Credits: game-environment dynamics for interconnected agents (project 1).

Evolutionary Game Theory

Game theory is s the study of mathematical models of strategic interaction among rational decision-makers. It has applications in all fields of social science, as well as in computer science, economics, logic and systems science, to name a few. Evolutionary game theory has extended the notions obtained from traditional game theory to explain the evolution of species and their behaviours, as well as being used in several other contexts.

Evolutionary Game Theory for Cooperation and Bio-inspired Collective Decision-Making (research-intensive): Honeybees choose their future nest in a collaborative fashion, through different behaviours such as the waggle dance and the stop signal. Other systems take inspirations from ants (see shortest path problem for example and the stigmergy), or termites. This project focuses on what we can learn from many different biological systems and how this knowledge can be applied to different contexts. Initial results include an evolutionary game theoretic framework for collective decision-making in honeybees swarm.

Evolutionary Game Theory for Reinforcement Learning (experimental): This project aims to investigate the how players learn in a framework at the intersection between machine learning and game theory. When a player chooses a strategy, this can be seen as an action in a typical reinforcement learning problem formulation and the payoff corresponds to the reward. How can players benefit from learning the strategies in a population and how does this contribute to cooperation in a competing setting? Some preliminary works have explored the intersection of evolutionary game theory and reinforcement learning (more precisely, a stateless approach called cross learning): the goal of this project is to look at practical aspects of this link to benefit the design of RL approaches and their explainability.

Credits: cascading failure propagation in a network (project 1).

Mean-field Game Theory & Control

Game theory is s the study of mathematical models of strategic interaction among rational decision-makers. It has applications in all fields of social science, as well as in computer science, economics, logic and systems science, to name a few. Evolutionary game theory has extended the notions obtained from traditional game theory to explain the evolution of species and their behaviours, as well as being used in several other contexts.

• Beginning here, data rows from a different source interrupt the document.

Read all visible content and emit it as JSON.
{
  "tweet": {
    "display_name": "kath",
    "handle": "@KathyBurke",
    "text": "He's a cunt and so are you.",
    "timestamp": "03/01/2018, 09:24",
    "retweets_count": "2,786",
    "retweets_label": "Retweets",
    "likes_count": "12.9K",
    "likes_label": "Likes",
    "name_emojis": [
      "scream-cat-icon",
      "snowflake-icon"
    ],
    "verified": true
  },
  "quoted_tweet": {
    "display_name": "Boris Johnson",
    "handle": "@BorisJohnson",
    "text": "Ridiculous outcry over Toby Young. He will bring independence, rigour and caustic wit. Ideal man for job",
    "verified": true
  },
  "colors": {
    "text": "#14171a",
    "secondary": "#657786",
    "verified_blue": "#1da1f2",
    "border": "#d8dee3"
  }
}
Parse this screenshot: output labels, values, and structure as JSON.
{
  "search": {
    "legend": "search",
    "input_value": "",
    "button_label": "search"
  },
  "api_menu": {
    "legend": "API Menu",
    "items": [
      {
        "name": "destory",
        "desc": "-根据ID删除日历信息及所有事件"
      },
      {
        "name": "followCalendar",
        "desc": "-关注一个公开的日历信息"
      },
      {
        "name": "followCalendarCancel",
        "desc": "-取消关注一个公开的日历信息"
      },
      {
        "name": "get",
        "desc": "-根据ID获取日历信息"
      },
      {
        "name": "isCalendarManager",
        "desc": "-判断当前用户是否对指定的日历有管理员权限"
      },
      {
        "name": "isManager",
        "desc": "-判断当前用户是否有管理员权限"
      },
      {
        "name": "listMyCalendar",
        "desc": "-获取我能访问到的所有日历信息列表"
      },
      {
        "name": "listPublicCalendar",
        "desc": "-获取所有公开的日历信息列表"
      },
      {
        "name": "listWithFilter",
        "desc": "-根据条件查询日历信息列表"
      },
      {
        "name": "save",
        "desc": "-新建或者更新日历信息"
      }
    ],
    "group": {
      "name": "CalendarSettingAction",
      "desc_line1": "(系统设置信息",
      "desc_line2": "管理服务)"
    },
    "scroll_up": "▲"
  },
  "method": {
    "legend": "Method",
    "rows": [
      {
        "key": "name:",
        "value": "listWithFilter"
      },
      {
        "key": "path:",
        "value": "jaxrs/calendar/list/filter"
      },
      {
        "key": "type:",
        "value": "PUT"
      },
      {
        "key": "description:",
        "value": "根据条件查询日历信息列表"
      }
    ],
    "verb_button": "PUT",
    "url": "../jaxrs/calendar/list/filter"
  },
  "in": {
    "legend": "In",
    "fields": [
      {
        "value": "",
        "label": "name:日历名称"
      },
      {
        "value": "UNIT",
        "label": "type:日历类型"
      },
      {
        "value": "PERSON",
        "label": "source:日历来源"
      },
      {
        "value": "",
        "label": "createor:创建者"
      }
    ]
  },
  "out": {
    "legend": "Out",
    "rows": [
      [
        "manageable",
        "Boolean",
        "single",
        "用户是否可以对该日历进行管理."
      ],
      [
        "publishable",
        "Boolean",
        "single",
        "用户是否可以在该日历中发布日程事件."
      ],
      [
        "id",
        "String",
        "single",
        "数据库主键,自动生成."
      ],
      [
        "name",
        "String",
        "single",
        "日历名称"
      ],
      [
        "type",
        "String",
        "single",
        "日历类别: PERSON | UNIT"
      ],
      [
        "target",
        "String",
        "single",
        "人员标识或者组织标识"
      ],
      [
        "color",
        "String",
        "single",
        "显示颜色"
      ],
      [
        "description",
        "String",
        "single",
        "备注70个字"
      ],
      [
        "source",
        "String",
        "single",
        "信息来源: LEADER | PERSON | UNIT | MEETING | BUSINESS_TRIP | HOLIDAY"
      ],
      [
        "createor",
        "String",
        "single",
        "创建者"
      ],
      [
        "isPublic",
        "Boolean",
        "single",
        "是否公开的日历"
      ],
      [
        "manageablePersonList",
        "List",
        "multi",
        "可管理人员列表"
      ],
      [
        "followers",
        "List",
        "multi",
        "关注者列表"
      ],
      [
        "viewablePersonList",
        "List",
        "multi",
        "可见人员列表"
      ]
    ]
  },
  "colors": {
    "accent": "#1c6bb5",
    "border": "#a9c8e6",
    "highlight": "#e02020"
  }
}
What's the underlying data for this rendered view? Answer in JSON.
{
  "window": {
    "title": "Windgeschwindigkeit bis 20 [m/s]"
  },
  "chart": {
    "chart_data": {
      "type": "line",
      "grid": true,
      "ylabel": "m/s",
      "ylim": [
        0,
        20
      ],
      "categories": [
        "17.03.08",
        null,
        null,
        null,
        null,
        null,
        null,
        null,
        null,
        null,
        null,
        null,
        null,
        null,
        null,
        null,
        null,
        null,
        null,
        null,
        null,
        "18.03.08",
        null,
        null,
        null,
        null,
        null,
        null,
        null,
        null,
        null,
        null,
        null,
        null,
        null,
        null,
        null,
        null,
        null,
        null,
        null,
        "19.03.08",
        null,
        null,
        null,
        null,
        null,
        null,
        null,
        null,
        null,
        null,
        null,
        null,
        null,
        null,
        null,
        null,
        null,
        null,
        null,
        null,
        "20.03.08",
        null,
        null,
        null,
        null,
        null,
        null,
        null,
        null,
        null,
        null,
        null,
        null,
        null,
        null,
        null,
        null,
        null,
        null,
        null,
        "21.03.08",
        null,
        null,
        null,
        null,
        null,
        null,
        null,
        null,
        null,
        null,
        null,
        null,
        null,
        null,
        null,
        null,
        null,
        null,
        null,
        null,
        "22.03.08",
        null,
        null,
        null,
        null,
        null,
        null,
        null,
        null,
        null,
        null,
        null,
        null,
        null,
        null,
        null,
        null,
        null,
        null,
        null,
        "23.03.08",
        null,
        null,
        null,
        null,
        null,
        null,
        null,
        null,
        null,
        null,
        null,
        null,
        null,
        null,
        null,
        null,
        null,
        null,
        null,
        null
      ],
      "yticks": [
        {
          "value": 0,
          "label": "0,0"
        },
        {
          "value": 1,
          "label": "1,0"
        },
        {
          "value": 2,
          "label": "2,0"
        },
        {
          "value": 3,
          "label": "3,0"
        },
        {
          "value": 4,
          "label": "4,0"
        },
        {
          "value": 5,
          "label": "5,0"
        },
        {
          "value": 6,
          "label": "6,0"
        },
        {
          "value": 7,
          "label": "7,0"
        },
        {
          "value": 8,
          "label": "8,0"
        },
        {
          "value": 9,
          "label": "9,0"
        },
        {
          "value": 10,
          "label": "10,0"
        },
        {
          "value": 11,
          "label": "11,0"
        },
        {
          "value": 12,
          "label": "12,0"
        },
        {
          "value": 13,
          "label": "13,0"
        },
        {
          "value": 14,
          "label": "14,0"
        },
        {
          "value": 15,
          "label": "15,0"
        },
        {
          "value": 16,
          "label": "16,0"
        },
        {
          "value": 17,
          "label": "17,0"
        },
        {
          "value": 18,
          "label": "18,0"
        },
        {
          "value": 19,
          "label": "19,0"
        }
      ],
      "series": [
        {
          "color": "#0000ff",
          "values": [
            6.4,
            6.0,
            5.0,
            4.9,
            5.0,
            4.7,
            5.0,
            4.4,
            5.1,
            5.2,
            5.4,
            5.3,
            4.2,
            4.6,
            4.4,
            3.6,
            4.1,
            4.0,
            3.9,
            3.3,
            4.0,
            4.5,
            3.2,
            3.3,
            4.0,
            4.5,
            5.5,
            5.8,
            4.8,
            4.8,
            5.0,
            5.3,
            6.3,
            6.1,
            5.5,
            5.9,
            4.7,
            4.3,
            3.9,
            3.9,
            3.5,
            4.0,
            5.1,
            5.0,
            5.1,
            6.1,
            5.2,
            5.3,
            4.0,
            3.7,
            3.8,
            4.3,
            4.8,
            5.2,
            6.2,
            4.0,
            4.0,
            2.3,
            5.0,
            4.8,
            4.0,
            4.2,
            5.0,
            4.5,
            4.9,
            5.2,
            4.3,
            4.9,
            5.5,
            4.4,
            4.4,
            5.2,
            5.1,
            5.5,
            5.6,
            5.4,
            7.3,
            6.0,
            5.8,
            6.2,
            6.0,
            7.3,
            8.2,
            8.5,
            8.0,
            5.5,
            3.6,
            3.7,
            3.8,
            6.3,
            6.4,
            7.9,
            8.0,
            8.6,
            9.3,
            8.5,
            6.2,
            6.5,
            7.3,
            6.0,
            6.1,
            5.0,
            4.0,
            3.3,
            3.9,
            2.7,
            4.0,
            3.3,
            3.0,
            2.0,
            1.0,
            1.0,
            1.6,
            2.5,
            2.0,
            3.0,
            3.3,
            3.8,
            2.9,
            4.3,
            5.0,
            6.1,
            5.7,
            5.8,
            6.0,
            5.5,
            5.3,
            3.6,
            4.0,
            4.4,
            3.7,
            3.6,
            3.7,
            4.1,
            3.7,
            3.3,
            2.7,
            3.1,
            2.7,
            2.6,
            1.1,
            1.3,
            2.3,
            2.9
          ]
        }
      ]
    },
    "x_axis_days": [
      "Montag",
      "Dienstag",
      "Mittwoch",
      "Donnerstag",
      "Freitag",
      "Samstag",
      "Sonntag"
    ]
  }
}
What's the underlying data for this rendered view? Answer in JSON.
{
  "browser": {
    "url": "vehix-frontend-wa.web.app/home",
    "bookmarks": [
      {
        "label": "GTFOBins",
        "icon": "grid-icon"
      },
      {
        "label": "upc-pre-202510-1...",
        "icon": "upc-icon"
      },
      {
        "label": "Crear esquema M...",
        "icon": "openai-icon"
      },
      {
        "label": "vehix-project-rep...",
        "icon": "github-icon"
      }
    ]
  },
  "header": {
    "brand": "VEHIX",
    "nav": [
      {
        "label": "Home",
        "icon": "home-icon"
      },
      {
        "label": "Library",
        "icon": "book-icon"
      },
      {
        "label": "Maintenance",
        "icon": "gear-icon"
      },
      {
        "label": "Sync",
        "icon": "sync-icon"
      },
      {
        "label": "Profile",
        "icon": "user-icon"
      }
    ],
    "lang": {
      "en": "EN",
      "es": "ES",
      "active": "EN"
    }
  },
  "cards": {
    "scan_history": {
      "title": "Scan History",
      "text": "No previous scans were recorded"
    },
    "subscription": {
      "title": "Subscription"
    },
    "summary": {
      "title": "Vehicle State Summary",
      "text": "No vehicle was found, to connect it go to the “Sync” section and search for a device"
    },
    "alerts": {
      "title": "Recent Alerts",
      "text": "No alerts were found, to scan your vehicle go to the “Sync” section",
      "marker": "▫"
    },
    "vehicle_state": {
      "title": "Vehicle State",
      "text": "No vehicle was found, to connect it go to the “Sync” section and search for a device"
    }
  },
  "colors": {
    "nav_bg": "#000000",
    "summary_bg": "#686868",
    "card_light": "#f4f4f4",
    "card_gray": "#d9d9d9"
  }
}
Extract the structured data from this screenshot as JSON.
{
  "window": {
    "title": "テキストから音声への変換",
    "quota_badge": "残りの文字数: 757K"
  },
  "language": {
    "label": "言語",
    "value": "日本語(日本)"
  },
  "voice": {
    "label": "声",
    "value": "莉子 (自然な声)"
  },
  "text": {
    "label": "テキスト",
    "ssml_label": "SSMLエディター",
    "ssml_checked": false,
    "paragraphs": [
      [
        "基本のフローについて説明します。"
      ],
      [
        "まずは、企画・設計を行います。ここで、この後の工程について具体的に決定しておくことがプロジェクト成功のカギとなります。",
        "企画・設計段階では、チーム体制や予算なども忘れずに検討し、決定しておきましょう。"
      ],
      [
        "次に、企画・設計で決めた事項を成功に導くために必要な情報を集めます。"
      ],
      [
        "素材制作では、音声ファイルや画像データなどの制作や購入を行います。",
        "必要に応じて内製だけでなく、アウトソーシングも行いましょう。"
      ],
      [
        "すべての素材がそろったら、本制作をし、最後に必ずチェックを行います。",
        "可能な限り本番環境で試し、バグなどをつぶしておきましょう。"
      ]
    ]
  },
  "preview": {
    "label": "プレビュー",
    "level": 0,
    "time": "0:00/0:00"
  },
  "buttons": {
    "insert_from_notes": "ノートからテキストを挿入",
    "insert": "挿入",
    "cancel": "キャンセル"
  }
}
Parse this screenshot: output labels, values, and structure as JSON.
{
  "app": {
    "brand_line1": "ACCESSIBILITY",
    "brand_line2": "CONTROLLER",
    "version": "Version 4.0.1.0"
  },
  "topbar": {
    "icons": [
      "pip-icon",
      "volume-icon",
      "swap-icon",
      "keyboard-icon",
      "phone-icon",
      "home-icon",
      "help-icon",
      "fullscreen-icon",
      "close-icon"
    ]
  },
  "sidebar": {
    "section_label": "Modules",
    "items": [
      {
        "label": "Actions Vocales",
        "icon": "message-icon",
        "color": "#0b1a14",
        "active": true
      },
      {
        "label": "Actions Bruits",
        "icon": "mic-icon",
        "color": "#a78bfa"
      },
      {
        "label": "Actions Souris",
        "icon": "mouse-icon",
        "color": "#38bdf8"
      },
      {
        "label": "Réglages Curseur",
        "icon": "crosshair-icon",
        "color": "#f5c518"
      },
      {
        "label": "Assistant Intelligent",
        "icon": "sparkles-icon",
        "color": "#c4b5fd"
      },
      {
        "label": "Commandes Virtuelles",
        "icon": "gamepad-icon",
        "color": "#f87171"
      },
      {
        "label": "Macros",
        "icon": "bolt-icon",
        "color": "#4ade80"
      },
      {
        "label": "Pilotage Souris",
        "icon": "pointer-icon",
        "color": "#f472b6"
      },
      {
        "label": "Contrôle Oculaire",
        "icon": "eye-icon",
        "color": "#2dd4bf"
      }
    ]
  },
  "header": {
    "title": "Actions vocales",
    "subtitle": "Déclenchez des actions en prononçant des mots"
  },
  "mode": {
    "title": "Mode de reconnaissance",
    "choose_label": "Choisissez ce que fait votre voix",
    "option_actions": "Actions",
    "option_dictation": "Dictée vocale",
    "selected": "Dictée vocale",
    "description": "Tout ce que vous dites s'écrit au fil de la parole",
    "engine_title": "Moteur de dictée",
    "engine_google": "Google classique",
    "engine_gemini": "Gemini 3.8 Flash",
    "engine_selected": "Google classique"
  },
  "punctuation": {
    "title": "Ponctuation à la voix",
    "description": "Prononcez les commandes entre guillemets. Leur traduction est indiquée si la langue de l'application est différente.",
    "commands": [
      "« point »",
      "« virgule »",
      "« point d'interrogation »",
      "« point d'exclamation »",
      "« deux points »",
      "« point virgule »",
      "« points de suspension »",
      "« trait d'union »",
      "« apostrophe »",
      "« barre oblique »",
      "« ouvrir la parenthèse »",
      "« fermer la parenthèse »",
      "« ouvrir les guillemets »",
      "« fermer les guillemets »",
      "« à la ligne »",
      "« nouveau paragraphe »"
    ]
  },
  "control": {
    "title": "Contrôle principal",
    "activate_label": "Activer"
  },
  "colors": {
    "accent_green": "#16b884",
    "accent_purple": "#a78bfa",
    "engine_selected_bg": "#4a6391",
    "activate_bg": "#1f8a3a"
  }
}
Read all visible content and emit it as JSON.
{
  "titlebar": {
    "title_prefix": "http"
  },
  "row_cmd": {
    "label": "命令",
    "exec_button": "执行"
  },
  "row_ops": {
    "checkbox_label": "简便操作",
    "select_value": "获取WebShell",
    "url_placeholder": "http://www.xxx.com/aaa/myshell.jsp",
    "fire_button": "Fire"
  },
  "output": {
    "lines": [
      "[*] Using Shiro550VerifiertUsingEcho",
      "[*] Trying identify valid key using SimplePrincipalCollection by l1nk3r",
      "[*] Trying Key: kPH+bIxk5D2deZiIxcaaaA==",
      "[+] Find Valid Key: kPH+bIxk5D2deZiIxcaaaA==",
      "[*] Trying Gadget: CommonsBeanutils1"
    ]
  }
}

Mean-field Games for Cascading Failures in Financial Markets (research-intensive): Similar to the MARL counterpart, this project looks at the situation (which has become more prominent again with the bankrupt of huge financial organisation worldwide) where financial failures can propagate through the financial market, leading to catastrophic consequences for investors as well as the market as a whole . The goal is to study a mean-field game model for interconnected financial organisation where the action is to choose where to invest and to what extent. This involves the use of .

Controlling Learning in Networks of Agents (research-intensive): Starting from an initial implementation of a provably efficient multi-agent reinforcement learning algorithm for parallel Markov decision processes (MDPs), the goal of this project is to investigate the mechanisms for achieving cooperation in a group of agents and to control the network to achieve the most efficient learning, e.g., by controlling which agent(s) are responsible for leading/coordinating the others to achieve a desired state. Compared to the project in the MARL section, this looks at the control aspects of the communication.